The strong performance was driven by a 12.5ppt jump in gross margin to 31.7%, as the group benefitted from lower raw material costs, in particular, aniline, which is an oil by-product and the main ingredient in the production of rubber accelerators.
Top-line was led by a 6% rise in sales volume to 25,377 tons, but offset by a 5% drop in average selling price to Rmb17,009 per ton as cost savings were passed on to customers.
The quarter saw domestic sales volume increasing 16.2%, while international sales declined 9.8%, as the group rejected some low-priced overseas orders.
Bottom-line was weighed by a 63% rise in admin expenses to Rmb58.1m, due mainly to increase in staff salaries & bonus, increase in doubtful debt provisions, as well as higher R&D expenses.
Going forward, China Sunsine cautions that US anti-dumping and countervailing measures against China’s tyre makers, as well as the over-capacity and under-utilisation issues faced by the China tyre industry, may dampen demand for its rubber chemical products.
Additionally, its selling prices may increasingly come under pressure, given that international crude oil prices have remained depressed, which has resulted in the group’s main raw material prices remaining at low levels.

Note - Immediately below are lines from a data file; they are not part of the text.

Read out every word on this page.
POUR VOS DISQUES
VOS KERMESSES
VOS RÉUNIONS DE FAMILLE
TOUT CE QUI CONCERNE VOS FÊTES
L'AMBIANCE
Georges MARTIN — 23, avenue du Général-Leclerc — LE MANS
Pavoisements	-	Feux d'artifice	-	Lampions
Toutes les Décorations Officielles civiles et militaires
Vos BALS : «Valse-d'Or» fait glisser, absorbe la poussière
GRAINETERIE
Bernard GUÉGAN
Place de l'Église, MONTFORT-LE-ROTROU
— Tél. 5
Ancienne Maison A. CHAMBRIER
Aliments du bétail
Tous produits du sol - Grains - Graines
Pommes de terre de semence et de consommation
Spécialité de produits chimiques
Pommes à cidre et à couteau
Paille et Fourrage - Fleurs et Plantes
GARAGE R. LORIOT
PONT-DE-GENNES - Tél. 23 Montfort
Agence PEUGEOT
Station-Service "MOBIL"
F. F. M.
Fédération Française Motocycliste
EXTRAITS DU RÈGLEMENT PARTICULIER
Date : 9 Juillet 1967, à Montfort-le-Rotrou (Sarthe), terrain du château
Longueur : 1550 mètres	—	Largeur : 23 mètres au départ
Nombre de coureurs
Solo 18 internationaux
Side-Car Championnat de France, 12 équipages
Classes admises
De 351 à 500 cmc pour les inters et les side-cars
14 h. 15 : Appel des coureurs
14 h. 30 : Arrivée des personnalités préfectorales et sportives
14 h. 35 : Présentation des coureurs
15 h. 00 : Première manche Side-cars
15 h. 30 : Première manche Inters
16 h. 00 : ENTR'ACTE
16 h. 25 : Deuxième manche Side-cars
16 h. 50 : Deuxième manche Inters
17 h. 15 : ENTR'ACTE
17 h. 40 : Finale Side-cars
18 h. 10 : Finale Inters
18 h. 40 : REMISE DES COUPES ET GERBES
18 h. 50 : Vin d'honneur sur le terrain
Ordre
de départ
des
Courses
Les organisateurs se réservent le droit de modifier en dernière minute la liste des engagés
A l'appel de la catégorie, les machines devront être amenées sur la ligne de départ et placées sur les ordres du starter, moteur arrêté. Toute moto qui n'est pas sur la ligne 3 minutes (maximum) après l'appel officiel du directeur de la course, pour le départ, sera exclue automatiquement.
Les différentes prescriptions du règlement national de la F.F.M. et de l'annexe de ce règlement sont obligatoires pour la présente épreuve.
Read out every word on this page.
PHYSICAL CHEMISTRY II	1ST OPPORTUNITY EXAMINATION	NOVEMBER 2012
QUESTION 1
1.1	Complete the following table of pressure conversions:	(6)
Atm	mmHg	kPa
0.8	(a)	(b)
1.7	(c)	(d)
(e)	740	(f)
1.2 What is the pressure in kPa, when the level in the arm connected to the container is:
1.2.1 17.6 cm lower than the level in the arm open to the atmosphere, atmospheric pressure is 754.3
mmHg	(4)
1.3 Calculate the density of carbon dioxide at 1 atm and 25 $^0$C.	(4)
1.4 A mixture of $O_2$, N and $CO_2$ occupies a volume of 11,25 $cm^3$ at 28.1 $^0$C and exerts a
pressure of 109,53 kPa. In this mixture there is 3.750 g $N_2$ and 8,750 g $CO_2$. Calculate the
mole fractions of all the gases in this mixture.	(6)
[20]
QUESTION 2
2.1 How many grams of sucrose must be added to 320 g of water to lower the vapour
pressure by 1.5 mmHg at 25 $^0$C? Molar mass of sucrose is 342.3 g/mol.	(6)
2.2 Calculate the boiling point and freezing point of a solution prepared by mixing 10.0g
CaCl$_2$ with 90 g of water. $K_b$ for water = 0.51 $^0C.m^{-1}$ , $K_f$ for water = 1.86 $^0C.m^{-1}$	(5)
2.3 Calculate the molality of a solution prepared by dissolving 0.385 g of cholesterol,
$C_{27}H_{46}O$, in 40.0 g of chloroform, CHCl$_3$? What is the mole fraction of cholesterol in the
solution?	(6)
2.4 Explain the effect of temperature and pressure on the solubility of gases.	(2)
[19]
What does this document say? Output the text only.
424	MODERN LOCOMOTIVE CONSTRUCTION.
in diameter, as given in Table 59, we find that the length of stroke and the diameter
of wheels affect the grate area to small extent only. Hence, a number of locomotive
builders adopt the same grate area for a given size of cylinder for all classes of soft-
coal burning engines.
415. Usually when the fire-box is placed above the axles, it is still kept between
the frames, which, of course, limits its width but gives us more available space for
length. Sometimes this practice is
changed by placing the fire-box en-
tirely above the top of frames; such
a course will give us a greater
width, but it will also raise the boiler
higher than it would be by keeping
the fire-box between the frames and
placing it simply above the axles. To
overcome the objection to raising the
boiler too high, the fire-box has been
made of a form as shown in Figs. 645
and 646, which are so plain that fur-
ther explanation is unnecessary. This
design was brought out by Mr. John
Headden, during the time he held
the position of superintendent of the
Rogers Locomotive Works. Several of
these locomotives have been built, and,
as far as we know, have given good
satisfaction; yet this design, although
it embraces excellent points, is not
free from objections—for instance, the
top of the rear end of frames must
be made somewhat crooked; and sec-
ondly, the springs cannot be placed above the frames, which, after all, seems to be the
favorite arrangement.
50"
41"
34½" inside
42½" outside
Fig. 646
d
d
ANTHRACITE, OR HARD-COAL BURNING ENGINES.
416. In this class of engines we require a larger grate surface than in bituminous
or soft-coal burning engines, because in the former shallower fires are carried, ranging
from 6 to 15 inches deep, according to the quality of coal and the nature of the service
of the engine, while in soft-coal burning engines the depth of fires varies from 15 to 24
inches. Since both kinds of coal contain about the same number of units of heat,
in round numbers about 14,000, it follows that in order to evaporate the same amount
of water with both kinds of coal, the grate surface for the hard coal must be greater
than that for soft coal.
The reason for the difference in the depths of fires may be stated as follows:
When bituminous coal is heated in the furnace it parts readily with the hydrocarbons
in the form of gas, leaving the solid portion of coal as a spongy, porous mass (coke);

Furthermore, during the consolidation process in China’s tire industry, some tire makers may face higher insolvency risk, thus the group’s receivables may also face a higher risk of impairment.
At the current price, China Sunsine trades at an annualized 5.2x 1QFY15 P/E.
In light of the negative guidance and a lack of near-term catalysts going forward, Market Insight is removing China Sunsine from its growth portfolio, locking in attractive gains of 12.5% year-to-date and total of 48% since its inclusion into our model portfolio on Aug ’14.